Be able to convert an iterative algorithm to a recursive version. In general, it should be possible to convert to a tail-recursive version, though you will not be required to do so if you don't want. I may, however, give bonus points for tail-recursive versions. As an example of this kind of problem, consider the iterative program below:

// Gets the second to last element of a linked list.
// Precondition: the provided list contains at least two elements
int getSecondToLast(Node* list) {
  Node* prev2 = list;
  Node* prev1 = prev2->getNext();
  Node* current = prev1->getNext();

  while (current != NULL) {
    prev2 = prev1;
    prev1 = current;
    current = current->getNext();
  }

  return prev2->getInt();
}

One possible solution is below, which intentionally mirrors the iterative implementation as closely as possible.

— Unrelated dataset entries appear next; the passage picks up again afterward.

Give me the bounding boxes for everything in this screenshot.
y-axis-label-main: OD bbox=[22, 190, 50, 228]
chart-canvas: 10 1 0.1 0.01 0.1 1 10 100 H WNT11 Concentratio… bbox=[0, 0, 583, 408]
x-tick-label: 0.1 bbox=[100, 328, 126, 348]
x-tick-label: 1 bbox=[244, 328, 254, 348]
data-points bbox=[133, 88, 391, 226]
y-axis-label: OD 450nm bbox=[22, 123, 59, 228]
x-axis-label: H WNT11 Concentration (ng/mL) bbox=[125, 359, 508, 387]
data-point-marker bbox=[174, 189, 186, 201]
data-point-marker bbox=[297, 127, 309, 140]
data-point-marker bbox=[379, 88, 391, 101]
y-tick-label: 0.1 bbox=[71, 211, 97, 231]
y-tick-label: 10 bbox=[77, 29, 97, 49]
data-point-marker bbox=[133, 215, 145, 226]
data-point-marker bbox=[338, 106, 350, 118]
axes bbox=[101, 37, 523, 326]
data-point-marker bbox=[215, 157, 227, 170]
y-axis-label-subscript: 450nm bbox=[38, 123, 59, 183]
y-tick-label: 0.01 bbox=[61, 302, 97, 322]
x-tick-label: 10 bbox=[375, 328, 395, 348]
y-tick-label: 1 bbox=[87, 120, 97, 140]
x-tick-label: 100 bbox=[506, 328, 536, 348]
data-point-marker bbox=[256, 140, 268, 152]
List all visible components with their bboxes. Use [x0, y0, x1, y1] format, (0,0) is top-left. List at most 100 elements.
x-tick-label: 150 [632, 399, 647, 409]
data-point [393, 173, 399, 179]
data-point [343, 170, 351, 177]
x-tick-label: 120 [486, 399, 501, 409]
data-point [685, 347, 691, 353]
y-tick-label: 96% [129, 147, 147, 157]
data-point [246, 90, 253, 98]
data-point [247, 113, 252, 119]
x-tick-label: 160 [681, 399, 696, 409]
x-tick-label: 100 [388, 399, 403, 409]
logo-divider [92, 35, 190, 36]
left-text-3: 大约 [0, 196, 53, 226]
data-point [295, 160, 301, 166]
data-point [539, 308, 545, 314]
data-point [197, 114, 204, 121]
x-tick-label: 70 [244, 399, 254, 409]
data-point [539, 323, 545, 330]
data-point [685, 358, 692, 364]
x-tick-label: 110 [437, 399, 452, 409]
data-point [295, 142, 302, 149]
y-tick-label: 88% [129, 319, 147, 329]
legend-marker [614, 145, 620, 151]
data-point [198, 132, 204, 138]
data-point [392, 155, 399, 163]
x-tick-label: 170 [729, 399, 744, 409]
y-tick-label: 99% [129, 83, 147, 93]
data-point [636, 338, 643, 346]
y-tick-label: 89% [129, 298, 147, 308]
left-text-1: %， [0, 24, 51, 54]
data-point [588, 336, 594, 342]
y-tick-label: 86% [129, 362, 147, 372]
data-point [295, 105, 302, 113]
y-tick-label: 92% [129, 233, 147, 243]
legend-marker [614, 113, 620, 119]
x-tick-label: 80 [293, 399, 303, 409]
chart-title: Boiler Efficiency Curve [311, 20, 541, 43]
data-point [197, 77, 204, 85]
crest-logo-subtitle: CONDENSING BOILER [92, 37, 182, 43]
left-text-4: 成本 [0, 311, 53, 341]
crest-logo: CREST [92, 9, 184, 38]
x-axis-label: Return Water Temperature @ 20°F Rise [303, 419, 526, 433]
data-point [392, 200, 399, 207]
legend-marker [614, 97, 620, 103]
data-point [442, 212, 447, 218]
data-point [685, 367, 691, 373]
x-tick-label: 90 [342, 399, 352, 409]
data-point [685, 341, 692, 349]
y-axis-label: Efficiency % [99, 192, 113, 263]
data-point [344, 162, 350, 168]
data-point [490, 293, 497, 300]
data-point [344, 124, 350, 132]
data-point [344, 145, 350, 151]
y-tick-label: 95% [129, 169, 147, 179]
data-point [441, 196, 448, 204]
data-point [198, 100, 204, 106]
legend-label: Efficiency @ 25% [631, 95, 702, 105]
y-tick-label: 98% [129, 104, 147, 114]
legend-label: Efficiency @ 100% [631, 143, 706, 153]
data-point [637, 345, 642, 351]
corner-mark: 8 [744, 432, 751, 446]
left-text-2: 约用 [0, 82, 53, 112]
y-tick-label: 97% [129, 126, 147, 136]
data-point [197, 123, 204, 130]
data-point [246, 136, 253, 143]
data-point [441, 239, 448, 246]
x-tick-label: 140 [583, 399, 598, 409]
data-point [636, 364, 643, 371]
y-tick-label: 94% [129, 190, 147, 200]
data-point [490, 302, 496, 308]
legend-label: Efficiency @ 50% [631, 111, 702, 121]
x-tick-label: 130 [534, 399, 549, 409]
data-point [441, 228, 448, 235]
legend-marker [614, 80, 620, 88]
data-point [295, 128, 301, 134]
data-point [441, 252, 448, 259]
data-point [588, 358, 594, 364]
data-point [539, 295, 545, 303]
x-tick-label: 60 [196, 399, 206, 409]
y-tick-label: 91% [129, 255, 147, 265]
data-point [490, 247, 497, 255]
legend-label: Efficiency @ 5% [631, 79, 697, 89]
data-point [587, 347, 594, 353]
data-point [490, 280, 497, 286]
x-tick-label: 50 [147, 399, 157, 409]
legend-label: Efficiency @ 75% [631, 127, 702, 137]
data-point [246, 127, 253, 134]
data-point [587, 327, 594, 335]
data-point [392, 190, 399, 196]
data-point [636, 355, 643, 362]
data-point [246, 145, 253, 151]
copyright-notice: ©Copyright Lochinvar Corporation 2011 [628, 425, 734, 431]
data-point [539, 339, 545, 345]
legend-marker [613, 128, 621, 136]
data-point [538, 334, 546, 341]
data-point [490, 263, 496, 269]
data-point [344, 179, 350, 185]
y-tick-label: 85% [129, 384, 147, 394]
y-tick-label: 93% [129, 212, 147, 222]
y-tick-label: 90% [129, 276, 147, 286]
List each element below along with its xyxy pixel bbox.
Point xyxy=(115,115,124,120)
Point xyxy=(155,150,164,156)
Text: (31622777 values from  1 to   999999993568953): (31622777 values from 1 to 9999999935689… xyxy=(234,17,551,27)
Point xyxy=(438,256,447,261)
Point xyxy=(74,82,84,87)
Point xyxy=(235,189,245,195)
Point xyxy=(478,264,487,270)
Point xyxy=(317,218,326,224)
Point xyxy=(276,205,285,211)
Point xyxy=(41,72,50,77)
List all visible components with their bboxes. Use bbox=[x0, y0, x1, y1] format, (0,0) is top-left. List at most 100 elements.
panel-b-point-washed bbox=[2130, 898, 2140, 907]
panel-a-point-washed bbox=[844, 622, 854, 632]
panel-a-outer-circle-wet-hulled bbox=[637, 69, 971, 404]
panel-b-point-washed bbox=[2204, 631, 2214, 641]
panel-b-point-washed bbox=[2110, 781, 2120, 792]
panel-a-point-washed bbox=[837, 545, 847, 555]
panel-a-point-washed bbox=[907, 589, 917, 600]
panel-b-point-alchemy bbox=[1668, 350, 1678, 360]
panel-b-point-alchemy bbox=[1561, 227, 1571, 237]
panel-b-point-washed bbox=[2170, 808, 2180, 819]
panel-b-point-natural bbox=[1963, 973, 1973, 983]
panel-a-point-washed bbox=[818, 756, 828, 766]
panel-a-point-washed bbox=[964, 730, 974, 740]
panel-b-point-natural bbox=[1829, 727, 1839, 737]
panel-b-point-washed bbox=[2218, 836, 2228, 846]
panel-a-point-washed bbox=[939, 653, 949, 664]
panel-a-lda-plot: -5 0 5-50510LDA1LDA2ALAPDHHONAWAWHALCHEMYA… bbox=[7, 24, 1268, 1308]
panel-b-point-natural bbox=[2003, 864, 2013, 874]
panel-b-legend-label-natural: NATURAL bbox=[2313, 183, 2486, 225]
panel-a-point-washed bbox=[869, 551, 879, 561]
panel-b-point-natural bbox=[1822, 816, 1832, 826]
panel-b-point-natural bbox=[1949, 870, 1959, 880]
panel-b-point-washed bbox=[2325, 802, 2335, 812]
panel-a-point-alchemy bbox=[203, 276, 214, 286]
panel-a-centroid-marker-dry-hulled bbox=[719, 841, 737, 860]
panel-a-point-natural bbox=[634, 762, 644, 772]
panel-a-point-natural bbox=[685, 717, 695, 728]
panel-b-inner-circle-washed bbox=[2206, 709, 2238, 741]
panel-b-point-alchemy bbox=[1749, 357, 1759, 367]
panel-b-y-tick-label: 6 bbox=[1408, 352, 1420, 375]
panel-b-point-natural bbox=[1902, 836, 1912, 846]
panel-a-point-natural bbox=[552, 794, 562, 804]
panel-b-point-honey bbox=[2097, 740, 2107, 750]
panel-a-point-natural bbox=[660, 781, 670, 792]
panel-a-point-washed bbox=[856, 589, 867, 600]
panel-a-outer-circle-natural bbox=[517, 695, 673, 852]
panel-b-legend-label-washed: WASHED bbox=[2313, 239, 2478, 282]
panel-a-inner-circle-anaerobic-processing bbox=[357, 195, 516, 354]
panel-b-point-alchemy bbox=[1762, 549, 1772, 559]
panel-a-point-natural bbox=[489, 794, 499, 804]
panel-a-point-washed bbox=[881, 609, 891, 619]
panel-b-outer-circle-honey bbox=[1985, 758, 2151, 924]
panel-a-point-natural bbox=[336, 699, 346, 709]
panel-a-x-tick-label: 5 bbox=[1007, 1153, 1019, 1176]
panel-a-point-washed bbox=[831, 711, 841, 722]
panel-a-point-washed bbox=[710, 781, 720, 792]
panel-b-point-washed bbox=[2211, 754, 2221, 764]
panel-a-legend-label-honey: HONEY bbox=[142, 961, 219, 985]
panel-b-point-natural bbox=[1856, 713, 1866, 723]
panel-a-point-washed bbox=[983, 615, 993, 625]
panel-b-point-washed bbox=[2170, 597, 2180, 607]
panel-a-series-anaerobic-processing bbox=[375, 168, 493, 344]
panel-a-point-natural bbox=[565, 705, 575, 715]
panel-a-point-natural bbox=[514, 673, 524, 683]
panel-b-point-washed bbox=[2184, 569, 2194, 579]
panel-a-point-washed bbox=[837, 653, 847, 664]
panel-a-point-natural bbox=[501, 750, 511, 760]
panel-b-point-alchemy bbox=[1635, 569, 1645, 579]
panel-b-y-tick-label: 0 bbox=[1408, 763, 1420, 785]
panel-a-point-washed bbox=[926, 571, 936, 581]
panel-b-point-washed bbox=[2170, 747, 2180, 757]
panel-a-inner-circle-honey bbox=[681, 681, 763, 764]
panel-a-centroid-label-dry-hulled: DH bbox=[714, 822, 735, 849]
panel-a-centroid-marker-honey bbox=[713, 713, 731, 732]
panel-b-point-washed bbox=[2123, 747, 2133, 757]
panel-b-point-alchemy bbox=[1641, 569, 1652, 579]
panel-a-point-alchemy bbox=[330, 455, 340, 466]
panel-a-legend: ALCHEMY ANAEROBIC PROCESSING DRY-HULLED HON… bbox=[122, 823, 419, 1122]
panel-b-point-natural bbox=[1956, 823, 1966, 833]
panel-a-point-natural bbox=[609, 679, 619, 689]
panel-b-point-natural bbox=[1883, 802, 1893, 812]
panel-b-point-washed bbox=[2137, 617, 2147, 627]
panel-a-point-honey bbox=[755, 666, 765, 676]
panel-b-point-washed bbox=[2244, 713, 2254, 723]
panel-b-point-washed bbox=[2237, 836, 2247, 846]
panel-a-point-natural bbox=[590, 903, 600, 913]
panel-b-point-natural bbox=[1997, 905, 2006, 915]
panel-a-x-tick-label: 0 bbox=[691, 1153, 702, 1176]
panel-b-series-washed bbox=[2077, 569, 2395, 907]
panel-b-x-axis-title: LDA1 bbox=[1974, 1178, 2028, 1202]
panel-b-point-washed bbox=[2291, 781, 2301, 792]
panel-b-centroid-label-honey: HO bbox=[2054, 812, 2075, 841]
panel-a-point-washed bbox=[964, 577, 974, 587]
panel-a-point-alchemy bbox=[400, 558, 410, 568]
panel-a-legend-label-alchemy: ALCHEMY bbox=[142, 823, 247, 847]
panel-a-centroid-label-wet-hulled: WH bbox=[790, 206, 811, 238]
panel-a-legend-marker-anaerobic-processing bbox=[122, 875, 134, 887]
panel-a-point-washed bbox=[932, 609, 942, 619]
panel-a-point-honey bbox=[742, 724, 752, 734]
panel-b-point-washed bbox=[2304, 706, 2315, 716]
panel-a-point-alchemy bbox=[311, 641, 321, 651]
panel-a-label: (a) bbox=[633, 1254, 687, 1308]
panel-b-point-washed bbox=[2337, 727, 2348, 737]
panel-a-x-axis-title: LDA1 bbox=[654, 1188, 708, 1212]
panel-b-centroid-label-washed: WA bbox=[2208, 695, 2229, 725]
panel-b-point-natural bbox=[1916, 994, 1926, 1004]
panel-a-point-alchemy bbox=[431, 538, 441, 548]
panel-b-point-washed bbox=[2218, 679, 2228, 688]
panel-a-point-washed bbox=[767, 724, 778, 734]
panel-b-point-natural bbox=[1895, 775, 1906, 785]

Many different possible solutions are possible; a solution is valid as long as it gets the same output on all inputs and uses recursion.

int getSecondToLast(Node* list) {
  return getSecondToLast(list, list->getNext(), list->getNext()->getNext());
}

int getSecondToLast(Node* prev2, Node* prev1, Node* current) {
  if (current != NULL) {
    return getSecondToLast(prev1, current, current->getNext());
  } else {
    return prev2->getInt();
  }
}

In a recursive setting, what does it mean to “blow the stack”?

We run out of memory on the stack (a stack overflow). Best case scenario, this will cause our program to crash.
Name one reason why someone would choose recursion over iteration.

Possible answers:
- Operating on a recursive data structure, so it's a more natural representation
- Connection to induction makes it easier to reason about whether or not an algorithm will terminate than with a loop
Name one reason why someone would choose iteration over recursion.

Possible answers:
- Fear of blowing the stack
- Unsure if the compiler is smart enough to make a tail-recursion optimization

Binary Search Trees

Provide definitions for the following terms, and be able to point them out in tree diagrams. For example, for a question regarding depth, you should be able to provide the depth of an arbitrary node in a tree.
- Node
- Edge
- Parent
- Child
- Leaf
- Internal Node
- Root
- Depth
- Level
- Full
- Complete
- Balanced
- Subtree
Definitions for these terms, along with example trees, are provided near the beginning of the slides for week 8, lecture 1.
What is the time complexity of addition / insertion / removal?

O(N)
If we could guarantee that a binary search tree had a particular property, then we could guarantee a better time complexity for addition / insertion / removal. Name the property.

For full credit, the most correct answer is balanced. Other possible answers are full and complete, though these aren't as correct (such trees are also balanced, which is where the performance gain comes from).
What data structure is needed for a breadth-first search?

A queue
What data structure is needed for a depth-first search?

A stack
Be able to provide the traversal order of a tree for the following (i.e., provide the order in which we'd process nodes):
- Breadth-first search
- Pre-order depth-first search
- In-order depth-first search
- Post-order depth-first search
Examples for each of these can be seen here.

Heaps

Both heaps and binary search trees are types of binary trees. However, operations on both have very different time complexities. Why?

Heaps are forced to be complete, so they always end up being balanced. In contrast, an arbitrary binary search tree may not be balanced, leading to trees which look more like linked lists (and behave more like linked lists with respect to time complexity).
For the enqueue operation on a heap, where is the element initially inserted? Why can't we always just leave the element in this position?

The element will be inserted in the last position in the last level of the tree, or as the leftmost element on a deeper level of the tree if the tree is already full. The element inserted may violate the heap property (i.e., have a value greater than that of the root), and so we may need to bubble up to move the element to its proper position in the tree.